The Wild Blue Yonder Revisited

DSC00105I am a captive to the evocative and iconic aspects of vintage military aircraft, particularly those from the mid-1930s through the mid 1950s, the period from the Boeing P-26 “Peashooter” through the F-86 “Sabrejet.”

In the company of several other knowledgeable and similarly afflicted aficionados, I left for a local airport where a non-profit outfit, “The Collings Foundation,” had flown in several of its vintage aircraft; a B-24 “Liberator,” A B-17 Flying Fortress” and a P-51”Mustang.” For a nominal fee of twelve-bucks visitors can go out on the tarmac and get up close to the planes, even clamber aboard.

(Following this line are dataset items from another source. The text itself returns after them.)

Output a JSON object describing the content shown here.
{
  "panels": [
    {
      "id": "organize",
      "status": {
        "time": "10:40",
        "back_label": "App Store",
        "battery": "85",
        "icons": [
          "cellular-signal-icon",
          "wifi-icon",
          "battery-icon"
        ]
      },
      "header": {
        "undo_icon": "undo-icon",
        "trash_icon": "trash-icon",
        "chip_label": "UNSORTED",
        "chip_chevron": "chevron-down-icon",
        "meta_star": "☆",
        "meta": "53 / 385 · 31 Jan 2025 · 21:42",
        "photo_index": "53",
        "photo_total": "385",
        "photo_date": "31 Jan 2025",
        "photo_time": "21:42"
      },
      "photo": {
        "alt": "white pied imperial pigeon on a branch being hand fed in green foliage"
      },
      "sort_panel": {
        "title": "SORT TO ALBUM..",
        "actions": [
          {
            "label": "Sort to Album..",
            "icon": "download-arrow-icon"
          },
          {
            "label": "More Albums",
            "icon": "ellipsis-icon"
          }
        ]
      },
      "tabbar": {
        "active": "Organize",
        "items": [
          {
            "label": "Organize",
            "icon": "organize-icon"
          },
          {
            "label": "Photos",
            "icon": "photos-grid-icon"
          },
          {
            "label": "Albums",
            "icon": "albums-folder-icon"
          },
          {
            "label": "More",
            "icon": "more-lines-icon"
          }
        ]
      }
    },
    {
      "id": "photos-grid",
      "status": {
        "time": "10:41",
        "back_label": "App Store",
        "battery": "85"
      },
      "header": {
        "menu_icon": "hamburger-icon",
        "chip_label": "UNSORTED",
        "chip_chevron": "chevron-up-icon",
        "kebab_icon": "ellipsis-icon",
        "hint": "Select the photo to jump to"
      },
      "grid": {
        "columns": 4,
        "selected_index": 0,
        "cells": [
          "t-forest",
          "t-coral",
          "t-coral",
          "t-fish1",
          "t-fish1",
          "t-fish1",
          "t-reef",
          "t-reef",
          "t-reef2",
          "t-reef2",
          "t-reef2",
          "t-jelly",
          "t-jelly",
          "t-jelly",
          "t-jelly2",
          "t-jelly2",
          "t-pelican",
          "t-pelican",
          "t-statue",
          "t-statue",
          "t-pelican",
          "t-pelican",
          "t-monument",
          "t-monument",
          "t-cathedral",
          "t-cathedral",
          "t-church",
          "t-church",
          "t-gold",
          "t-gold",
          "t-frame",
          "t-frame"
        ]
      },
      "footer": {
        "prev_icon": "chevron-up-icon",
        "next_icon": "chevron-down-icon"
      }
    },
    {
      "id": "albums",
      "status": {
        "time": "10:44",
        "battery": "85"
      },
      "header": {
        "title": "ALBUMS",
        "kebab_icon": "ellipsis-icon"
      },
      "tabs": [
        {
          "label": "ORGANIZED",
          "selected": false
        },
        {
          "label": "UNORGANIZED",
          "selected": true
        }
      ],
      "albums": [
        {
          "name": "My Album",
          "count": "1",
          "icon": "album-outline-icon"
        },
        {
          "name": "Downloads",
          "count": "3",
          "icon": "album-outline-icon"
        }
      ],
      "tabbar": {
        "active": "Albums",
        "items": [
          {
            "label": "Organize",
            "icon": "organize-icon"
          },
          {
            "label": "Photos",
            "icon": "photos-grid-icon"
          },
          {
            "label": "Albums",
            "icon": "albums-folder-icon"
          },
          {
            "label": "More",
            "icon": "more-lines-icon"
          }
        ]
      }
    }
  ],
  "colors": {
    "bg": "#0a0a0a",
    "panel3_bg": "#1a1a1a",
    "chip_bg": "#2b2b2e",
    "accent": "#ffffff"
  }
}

For those with deeper pockets, much deeper pockets, a couple of hundred bucks will get you a group ride in one of the big bombers, and for a couple of grand you can get a seat in the Mustang fighter, even get to handle the stick in flight. We choose the twelve-buck option.

I’ve seen restored Mustang fighter planes up close, and I believe that they are in fact one of the most beautiful aircraft ever to fly. And in their later modifications toward the end of WW II, arguably the high point of propeller-driven aviation. The big, four-engined bombers have become a more rare species. Static, that is non-flying versions of the once giant craft, can be seen at some of the major air museums around the country. But to see working, flying, sixty-five-year-old heavy bombers is well worth a short car trip and a modest entry fee.

The beautifully aerodynamic B-17 is probably the most iconic aircraft of the Second World War, made famous by the USAAF’s, Eighth Air Force for the daylight bombardment of targets in Europe. Postwar movies like “Twelve-O-Clock High” with Gregory Peck and “Command Decision” starring Clark Gable, himself a veteran Eighth Air Force combat air crewman, established the B-17 as the face of the nation’s air war.

The rather ungainly, if not homely B-24 actually saw wider global service in the war, and was produced in greater numbers, over 18,000. The more comely B-17s numbered 13,000. With passage of over six decades, I found myself struck more by the physical presence of the rather dowdy and less famous B-24 “Liberator,” a solid manifestation of pure function.

Seeing both of the heavy bombers in the flesh, triggered some contradictory perceptions. On one hand, compared to today’s sleek supersonic jets, the F-22 Raptor for example, the WW II bombers appear hopelessly primitive. They came into being less than four decades after Wilbur and Orville first took to the air. At the same time looking at the two large multi-cylindered radial engines on each wing, and at the maze of cockpit instrumentation, navigation, communications equipment and the weaponry, the dominant impression is one of an almost overwhelming complexity.

Scrambling through the head-bumping maze-like interiors was like trying to move through a series of eccentric, poorly connected closets, spaces designed purely for the function of aerial warfare, oblivious to the simplest of human needs. What must it have been like to fly missions in one of these? What must it have been like to actually engage in high altitude combat in something like this? My own reactions were feelings of awe and a respectful humility. I remembered reading that Eighth Air Force aircrew casualty rates exceeded those of any other category in WW II, including combat infantry and submarine crews.

While we debated where to go for lunch, an announcement was made to clear the tarmac, all three of the planes were about to depart for a show at some distant airport. One after another, nine great engines came to life, belching black smoke before settling down. As they turned to taxi toward the runway, we braced against the prop wash until they disappeared down the runway to prepare for takeoff. One by one they roared past and then circled slowly overhead before fading away to the east. I wondered what it must have looked like and sounded like in the 1940s when these then giant planes rose in their thousands to do battle all over the world.

To end on a more realistic note, an extensive, in-depth study of the entire strategic bombing campaign conducted after the war implied that the game really had not been worth the candle, that the resources expended in strategic bombing could have been more effectively deployed elsewhere to shorten the length of the war. True or not, that conclusion in no way diminishes the epic heroism and absolute wonder of the whole enterprise.